All you will need for this chapter is an AWS account and the AWS CLI configured. The steps to configure the AWS CLI for your account are explained in detail by Amazon here: https://docs.aws.amazon.com/cli/latest/userguide/cli-chap-configure.html.

You can download the code examples from GitHub, here: https://github.com/PacktPublishing/AWS-Certified-Machine-Learning-Specialty-MLS-C01-Certification-Guide-Second-Edition/tree/main/Chapter02.

Storing Data on Amazon S3

S3 is Amazon’s cloud-based object storage service, and it can be accessed from anywhere via the internet. It is an ideal storage option for large datasets. It is region-based, as your data is stored in a particular region until you move the data to a different region. Your data will never leave that region until it is configured to do so. In a particular region, data is replicated in the availability zones of that region; this makes S3 regionally resilient. If any of the availability zones fail in a region, then other availability zones will serve your requests. S3 can be accessed via the AWS console UI, AWS CLI, AWS API requests, or via standard HTTP methods.

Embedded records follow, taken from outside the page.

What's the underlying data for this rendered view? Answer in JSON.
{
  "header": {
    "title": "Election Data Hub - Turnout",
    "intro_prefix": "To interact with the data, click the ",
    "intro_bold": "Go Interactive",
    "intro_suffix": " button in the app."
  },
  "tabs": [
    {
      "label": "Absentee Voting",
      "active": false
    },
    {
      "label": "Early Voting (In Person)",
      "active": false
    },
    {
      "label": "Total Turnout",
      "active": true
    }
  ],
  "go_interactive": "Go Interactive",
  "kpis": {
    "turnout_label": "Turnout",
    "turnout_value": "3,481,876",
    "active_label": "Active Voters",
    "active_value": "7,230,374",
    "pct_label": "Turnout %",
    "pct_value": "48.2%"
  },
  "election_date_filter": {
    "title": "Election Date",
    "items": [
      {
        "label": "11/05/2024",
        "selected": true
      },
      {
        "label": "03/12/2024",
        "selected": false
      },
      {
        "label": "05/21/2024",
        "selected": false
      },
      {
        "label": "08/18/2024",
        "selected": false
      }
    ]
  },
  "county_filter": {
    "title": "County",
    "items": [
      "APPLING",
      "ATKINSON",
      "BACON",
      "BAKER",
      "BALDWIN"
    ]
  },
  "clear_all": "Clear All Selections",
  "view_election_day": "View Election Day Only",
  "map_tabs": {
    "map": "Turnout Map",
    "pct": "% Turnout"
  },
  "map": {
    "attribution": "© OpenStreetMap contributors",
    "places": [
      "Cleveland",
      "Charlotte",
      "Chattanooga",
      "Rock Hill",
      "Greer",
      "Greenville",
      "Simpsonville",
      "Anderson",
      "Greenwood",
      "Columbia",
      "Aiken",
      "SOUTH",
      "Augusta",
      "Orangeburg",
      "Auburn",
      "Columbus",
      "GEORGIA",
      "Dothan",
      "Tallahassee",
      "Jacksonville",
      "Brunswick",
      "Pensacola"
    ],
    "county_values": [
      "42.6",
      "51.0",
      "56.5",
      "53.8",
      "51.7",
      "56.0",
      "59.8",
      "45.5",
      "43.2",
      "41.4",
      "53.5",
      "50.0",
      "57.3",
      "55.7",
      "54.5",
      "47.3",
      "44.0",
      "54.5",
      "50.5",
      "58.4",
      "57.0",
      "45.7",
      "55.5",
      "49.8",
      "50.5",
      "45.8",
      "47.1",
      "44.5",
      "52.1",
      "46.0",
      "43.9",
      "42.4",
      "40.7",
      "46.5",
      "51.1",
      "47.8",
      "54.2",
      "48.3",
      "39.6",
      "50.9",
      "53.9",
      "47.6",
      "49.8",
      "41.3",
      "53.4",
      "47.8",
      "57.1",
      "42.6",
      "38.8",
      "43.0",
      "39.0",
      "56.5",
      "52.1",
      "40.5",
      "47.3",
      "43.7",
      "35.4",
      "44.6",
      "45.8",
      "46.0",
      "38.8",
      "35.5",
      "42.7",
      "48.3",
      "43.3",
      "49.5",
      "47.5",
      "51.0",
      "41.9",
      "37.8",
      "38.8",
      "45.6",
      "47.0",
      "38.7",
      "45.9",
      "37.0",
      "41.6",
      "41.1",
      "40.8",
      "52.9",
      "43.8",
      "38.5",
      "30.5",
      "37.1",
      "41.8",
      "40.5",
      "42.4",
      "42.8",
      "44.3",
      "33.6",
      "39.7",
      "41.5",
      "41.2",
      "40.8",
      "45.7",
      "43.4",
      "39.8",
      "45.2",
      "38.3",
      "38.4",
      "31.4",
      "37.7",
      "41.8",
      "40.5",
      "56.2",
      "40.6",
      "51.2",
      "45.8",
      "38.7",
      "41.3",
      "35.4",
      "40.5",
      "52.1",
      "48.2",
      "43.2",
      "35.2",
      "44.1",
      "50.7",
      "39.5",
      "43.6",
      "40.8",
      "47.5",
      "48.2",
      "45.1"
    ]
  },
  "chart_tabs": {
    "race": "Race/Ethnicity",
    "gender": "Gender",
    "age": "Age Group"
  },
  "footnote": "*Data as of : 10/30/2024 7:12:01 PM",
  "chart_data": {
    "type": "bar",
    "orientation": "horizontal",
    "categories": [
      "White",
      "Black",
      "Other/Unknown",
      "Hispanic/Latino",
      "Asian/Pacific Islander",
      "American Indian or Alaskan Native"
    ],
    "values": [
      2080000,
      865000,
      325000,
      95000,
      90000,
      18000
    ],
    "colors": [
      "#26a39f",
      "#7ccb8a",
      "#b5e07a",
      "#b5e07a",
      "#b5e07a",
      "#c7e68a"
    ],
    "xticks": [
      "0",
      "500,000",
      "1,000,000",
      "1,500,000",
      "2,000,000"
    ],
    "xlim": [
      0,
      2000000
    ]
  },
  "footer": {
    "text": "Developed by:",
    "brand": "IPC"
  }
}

S3 has two main components: buckets and objects.

  • Buckets are created in a specific AWS region. Buckets can contain objects but cannot contain other buckets.
  • Objects have two main attributes. One is the key, and the other is the value. The value is the content being stored, and the key is the name. The maximum size of an object can be 5 TB. As per the Amazon S3 documentation (https://docs.aws.amazon.com/AmazonS3/latest/dev/UsingObjects.html), objects also have a version ID, metadata, access control information, and sub-resources.